First, a simple query to count the number of records:
-- PostgreSQL
xonstatdb=# select count(*) from player_weapon_stats;
count
----------
33964270
(1 row)
Time: 1558.775 ms (00:01.559)
-- DuckDB
D select count(*) from player_weapon_stats;
┌──────────────┐
│ count_star() │
│ int64 │
├──────────────┤
│ 33964270 │
└──────────────┘
Run Time (s): real 0.016 user 0.053499 sys 0.000000
Next, a simple aggregate over values within the table:
-- PostgreSQL
xonstatdb=# select weapon_cd, count(*)
xonstatdb-# from player_weapon_stats
xonstatdb-# group by weapon_cd
xonstatdb-# order by count(*) desc;
<output snipped>
Time: 3823.059 ms (00:03.823)
-- DuckDB
D select weapon_cd, count(*)
> from player_weapon_stats
> group by weapon_cd
> order by count(*) desc;
<output snipped>
Run Time (s): real 0.426 user 1.646932 sys 0.023292
How about something with joins and aggregations? Here’s where things start to get bonkers:
-- PostgreSQL
xonstatdb=# select game_type_cd, count(distinct games.game_id), sum(frags), sum(frags)/count(distinct games.game_id)

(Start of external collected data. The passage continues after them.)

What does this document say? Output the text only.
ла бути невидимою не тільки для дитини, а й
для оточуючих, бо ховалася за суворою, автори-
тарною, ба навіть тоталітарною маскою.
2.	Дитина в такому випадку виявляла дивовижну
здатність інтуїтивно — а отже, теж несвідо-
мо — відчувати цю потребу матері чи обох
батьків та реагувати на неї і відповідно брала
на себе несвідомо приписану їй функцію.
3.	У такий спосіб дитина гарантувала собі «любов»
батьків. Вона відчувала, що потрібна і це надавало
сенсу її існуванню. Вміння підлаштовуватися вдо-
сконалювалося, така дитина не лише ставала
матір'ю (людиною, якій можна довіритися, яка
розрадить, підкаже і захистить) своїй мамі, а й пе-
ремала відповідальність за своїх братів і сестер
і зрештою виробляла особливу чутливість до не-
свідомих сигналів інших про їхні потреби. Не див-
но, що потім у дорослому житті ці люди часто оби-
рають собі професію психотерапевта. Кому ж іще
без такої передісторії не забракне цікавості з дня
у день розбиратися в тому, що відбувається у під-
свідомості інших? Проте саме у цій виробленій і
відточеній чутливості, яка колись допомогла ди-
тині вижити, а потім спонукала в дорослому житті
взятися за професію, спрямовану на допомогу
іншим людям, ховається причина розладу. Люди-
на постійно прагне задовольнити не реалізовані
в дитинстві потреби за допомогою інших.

from games join player_weapon_stats on games.game_id = player_weapon_stats.game_id
group by game_type_cd order by 4 desc;
game_type_cd | count | sum | ?column?
--------------+--------+----------+----------
ctf | 721001 | 73749208 | 102
ka | 6881 | 481208 | 69
dm | 820513 | 52134650 | 63
tdm | 71499 | 4427671 | 61
kh | 9311 | 567298 | 60
freezetag | 22 | 1306 | 59
rune | 118 | 6268 | 53
ft | 28321 | 1417903 | 50
ca | 69217 | 3451420 | 49
ons | 63 | 2619 | 41
as | 4510 | 162361 | 36
dom | 4421 | 159426 | 36
nexball | 4 | 131 | 32
duel | 198317 | 5613840 | 28
nb | 1173 | 26124 | 22
arena | 12 | 54 | 4
(16 rows)
Time: 189633.479 ms (03:09.633)
-- DuckDB
D select game_type_cd, count(distinct games.game_id) game_count, sum(frags) total_frags, sum(frags)/count(distinct games.game_id) frags_per_game from games join player_weapon_stats on games
┌──────────────┬────────────┬─────────────┬────────────────┐
│ game_type_cd │ game_count │ total_frags │ frags_per_game │
│ varchar │ int64 │ int128 │ int128 │
├──────────────┼────────────┼─────────────┼────────────────┤
│ ctf │ 721001 │ 73749208 │ 102 │
│ ka │ 6881 │ 481208 │ 69 │
│ dm │ 820513 │ 52134650 │ 63 │
│ tdm │ 71499 │ 4427671 │ 61 │
│ kh │ 9311 │ 567298 │ 60 │
│ freezetag │ 22 │ 1306 │ 59 │
│ rune │ 118 │ 6268 │ 53 │
│ ft │ 28321 │ 1417903 │ 50 │
│ ca │ 69217 │ 3451420 │ 49 │
│ ons │ 63 │ 2619 │ 41 │
│ dom │ 4421 │ 159426 │ 36 │
│ as │ 4510 │ 162361 │ 36 │
│ nexball │ 4 │ 131 │ 32 │
│ duel │ 198317 │ 5613840 │ 28 │
│ nb │ 1173 │ 26124 │ 22 │
│ arena │ 12 │ 54 │ 4 │
├──────────────┴────────────┴─────────────┴────────────────┤
│ 16 rows 4 columns │
└──────────────────────────────────────────────────────────┘
Run Time (s): real 1.797 user 6.853171 sys 0.091531
This last case is eye-opening for me: what took DuckDB under two seconds took over three minutes for Postgres. It really drives home just how performant a columnar database can be when running typical analytical workloads like this. That the tool doesn’t have any heavy installation procedure or service that requires care and feeding is nice. It’s like icing on an already nice cake. You know…the good kind, not the so-sweet-it-hurts kind. I’ll certainly keep DuckDB in mind whenever I’m doing similar analytical tasks in the future.